Tal como sostiene William Connolly en su obra Why I Am Not a Secularist?, la pretensión de estructurar el espacio público exclusivamente sobre principios seculares no posee más legitimidad ni prioridad que los argumentos religiosos. Consciente de esta situación, el propio Habermas reconoce que la secularización representa una barrera entre Occidente y el mundo islámico, así como con otras sociedades tradicionales, y admite que el lema “Dios ha muerto” le ha costado caro a las sociedades occidentales. En este sentido, resulta significativo que Habermas describa a Europa como una sociedad “possecular”. Esto demuestra que las perspectivas desarrolladas por las sociedades islámicas frente al proceso de secularización poseen una relevancia que va más allá del mundo islámico y que puede ofrecer claves importantes incluso para las sociedades occidentales que atraviesan las fases más avanzadas de este proceso.
Volviendo al texto de Habermas y Derrida, conviene mencionar dos paradojas destacables. La primera tiene que ver con Derrida, considerado uno de los padres del análisis posmoderno y cuya filosofía se basa en un radical antirrealismo.
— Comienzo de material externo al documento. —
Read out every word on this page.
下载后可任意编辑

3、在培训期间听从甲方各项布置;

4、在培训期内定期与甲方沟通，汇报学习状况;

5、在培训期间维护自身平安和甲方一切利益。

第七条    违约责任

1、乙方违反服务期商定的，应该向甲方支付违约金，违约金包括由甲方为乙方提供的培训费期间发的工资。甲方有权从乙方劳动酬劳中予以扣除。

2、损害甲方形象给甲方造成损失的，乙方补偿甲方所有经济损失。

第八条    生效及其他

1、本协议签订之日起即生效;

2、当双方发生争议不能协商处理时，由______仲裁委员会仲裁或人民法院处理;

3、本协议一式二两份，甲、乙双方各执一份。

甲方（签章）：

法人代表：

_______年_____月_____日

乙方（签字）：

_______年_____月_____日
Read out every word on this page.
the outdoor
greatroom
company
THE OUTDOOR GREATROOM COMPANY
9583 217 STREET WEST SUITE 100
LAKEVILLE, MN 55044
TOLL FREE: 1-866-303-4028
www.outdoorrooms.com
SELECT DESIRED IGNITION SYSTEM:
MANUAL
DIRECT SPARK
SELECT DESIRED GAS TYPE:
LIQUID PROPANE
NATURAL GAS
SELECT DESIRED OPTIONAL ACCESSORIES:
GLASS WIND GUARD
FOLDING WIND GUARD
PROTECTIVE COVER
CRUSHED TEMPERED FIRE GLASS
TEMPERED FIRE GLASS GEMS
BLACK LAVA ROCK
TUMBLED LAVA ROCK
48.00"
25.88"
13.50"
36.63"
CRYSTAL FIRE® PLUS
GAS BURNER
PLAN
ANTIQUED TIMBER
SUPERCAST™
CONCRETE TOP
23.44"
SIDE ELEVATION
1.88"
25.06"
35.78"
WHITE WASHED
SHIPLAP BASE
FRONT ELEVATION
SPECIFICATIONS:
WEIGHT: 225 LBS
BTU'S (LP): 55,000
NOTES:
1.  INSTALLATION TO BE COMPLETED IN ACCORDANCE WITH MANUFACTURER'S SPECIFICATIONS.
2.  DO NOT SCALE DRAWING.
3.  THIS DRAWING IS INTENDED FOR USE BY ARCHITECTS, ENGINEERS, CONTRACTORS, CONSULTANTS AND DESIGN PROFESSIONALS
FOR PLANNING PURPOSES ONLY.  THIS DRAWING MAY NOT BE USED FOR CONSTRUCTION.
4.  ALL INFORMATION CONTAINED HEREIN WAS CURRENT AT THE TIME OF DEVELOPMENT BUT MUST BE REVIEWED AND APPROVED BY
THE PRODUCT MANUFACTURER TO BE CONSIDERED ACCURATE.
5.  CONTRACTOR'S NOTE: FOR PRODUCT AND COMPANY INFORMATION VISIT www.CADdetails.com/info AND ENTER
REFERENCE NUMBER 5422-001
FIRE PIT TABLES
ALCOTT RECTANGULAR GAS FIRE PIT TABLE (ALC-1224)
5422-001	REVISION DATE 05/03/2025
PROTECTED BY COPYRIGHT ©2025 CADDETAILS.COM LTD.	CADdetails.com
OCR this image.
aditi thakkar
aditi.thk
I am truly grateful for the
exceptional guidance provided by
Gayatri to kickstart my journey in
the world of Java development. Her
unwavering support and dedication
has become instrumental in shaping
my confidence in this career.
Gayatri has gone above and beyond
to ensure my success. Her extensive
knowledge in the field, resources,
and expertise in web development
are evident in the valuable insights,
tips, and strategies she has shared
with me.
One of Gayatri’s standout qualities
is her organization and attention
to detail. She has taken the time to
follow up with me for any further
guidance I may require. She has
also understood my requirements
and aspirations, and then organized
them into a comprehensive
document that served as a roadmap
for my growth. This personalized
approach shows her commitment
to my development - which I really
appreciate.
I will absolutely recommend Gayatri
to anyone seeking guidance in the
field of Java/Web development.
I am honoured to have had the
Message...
Resulta cuanto menos curioso que haya firmado un texto que aboga por un retorno a la Ilustración clásica. ¿Cómo se puede reconciliar la racionalidad reductiva de la Ilustración basada en un dominio epistémico absoluto con la concepción derridiana de la verdad como una construcción puramente lingüística?
En cuanto a Habermas, nos enfrentamos a una paradoja distinta. Según sabemos, es el filósofo europeo contemporáneo que más ha visitado el mundo islámico. Sus conferencias en Egipto, Irán y Türkiye han sido objeto de debate tanto en el mundo musulmán como en Europa. Podemos afirmar, por tanto, que Habermas ha tenido cierto grado de interacción o, al menos, interés por establecerla con el mundo islámico. Sin embargo, el hecho de que dicha interacción no se refleje en absoluto en su obra resulta llamativamente sintomático. Ni en sus libros y artículos recientes, ni en la carta analizada, encontramos referencia alguna al mundo islámico. Este vacío no parece ser fruto del azar, sino, como hemos señalado anteriormente, consecuencia directa del eurocentrismo y de la persistente costumbre de concebir el mundo desde un único centro de referencia.